Mississippi has the second highest rate of voter disenfranchisement in the country, largely due to post-sentence restrictions. The state is one of 12 where a person can serve his or her time, be released and not automatically be able to vote. Twenty-two convictions means no voting rights until the Legislature, governor or a judge says otherwise.
The fight for voting rights in Mississippi harkens back to an era of segregation, Jim Crow restrictions and violence toward African Americans. A tradition of poll taxes, intimidation and having to answer questions like "How many bubbles in a bar of soap?" kept most black Mississippians from voting until the 1960s. The Voting Rights Act of 1965, which both black and white Americans died to make bring about, officially ended those disenfranchisement practices.
Still, a period of mass incarceration, including felony charges for drug crimes, lay just ahead—bringing another method to keep black people from voting, even after serving time for a crime.

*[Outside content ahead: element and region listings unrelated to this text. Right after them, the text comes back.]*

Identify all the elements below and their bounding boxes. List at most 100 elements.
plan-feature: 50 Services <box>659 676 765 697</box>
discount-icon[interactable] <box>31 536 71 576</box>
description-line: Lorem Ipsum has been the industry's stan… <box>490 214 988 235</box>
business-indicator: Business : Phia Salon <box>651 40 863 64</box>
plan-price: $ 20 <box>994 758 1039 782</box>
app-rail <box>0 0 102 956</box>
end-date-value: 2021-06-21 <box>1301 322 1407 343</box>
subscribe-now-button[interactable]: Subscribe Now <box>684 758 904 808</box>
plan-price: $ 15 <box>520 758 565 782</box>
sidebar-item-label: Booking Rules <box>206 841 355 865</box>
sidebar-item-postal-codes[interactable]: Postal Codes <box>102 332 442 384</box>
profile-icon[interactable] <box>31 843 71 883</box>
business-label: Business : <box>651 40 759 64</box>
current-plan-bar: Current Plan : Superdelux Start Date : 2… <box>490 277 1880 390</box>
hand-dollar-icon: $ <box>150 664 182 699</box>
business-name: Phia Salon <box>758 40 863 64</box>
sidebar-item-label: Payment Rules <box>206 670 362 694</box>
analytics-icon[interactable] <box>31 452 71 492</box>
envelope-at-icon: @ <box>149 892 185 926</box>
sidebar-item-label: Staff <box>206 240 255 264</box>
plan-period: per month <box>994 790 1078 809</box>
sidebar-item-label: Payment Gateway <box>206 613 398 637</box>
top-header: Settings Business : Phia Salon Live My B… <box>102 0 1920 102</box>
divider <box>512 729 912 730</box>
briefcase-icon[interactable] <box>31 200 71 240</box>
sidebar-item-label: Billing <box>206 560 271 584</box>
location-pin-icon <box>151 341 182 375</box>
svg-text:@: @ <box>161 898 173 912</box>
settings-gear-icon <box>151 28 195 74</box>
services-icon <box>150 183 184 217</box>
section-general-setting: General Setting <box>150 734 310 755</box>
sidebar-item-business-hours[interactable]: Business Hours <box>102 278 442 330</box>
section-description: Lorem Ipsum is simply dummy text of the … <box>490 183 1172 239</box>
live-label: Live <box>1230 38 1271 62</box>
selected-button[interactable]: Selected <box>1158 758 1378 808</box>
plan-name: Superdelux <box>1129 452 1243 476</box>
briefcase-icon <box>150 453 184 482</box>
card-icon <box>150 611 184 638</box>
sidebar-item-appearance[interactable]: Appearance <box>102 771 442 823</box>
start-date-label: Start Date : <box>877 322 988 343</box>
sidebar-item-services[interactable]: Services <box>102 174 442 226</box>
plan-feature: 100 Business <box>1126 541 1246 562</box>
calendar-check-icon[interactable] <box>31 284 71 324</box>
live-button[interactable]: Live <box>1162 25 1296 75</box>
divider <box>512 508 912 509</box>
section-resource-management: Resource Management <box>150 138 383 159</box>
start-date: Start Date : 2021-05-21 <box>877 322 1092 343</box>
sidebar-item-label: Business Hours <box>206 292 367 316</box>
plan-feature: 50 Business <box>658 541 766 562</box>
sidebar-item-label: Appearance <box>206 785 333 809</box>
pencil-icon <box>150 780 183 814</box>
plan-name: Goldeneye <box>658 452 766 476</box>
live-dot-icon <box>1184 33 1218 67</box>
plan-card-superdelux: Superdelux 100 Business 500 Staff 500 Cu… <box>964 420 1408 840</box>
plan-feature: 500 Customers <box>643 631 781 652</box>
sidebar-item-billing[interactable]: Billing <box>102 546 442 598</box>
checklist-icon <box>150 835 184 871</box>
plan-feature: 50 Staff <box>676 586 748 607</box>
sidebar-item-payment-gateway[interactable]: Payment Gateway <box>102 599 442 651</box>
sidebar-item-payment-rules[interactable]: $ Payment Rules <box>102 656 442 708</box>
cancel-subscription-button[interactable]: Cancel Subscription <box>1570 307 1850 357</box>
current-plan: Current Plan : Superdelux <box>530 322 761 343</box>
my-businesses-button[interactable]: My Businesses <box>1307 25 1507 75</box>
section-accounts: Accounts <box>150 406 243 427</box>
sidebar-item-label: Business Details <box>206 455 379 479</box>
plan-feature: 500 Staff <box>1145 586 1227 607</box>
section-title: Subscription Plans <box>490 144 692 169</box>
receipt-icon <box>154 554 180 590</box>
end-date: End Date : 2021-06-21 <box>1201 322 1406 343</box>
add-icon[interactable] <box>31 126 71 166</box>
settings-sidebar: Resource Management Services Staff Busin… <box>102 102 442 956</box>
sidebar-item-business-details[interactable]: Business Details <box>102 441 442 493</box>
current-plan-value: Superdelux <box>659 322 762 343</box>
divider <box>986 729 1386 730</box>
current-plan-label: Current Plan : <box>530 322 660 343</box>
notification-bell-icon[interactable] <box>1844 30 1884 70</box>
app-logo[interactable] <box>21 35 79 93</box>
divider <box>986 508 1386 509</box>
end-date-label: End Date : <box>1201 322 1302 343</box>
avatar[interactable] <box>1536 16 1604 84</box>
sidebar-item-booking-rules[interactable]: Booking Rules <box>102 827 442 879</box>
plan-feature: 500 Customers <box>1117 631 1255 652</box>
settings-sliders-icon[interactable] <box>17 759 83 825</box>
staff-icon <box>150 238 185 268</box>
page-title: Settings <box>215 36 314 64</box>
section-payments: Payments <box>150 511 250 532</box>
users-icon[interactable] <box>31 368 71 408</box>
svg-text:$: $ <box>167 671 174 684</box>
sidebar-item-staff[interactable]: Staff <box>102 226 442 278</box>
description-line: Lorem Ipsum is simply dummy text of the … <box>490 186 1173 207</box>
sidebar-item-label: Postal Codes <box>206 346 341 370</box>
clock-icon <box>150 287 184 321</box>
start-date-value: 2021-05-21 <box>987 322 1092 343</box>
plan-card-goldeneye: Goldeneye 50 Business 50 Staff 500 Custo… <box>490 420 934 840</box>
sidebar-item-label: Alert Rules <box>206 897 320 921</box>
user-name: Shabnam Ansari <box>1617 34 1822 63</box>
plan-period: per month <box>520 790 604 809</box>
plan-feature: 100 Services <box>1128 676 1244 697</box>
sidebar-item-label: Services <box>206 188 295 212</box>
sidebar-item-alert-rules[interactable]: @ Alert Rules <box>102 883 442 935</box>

Now, 52 years after Freedom Summer volunteers forced voting rights for on into the state, most disenfranchised voters are still African American.
The Sentencing Project's most recent report on disenfranchised voters with felony convictions in 2016 estimates that of Mississippi's approximately 218,181 disenfranchised voters, 127,130 are African Americans. That means around 58 percent of disenfranchised voters are African American.
Gov. Phil Bryant recently declared October "Racial Reconciliation Month," causing an outcry from some community activists and leaders because it is clearly an empty public-relations slogan for a governor who refuses to lead on issues to end the disparate treatment of people of color. Mississippi has the highest percentage of African Americans in the country—more than 37 percent per the last Census—but State leaders like Bryant still support state-sanctioned discrimination against them.
From the Mississippi flag to African Americans not allowed to vote until they petition the very lawmakers sanctioning the archaic laws, Mississippi has work to do—as those skeptical community leaders sought to bring to light last week at the capitol.
The idea of "racial reconciliation" is admirable, but to just declare it without properly addressing the structural problems at the root of race disparities in this state is a slap in the face to all Mississippians.
We have laws that still disproportionately target people of color, and the state cannot move on to its future until those laws are changed and the "heritage" of racism is truly dismantled. Lawmakers must prove that they are not trying to squelch voting by black people by acknowledging that antiquated laws and hurtful symbols are not just harmful to our state's image at home and abroad—but it proves that they want to continue perpetuating inequality in the poorest state in the union.
No more empty talk on race, governor. You and other state leaders must start walking the talk.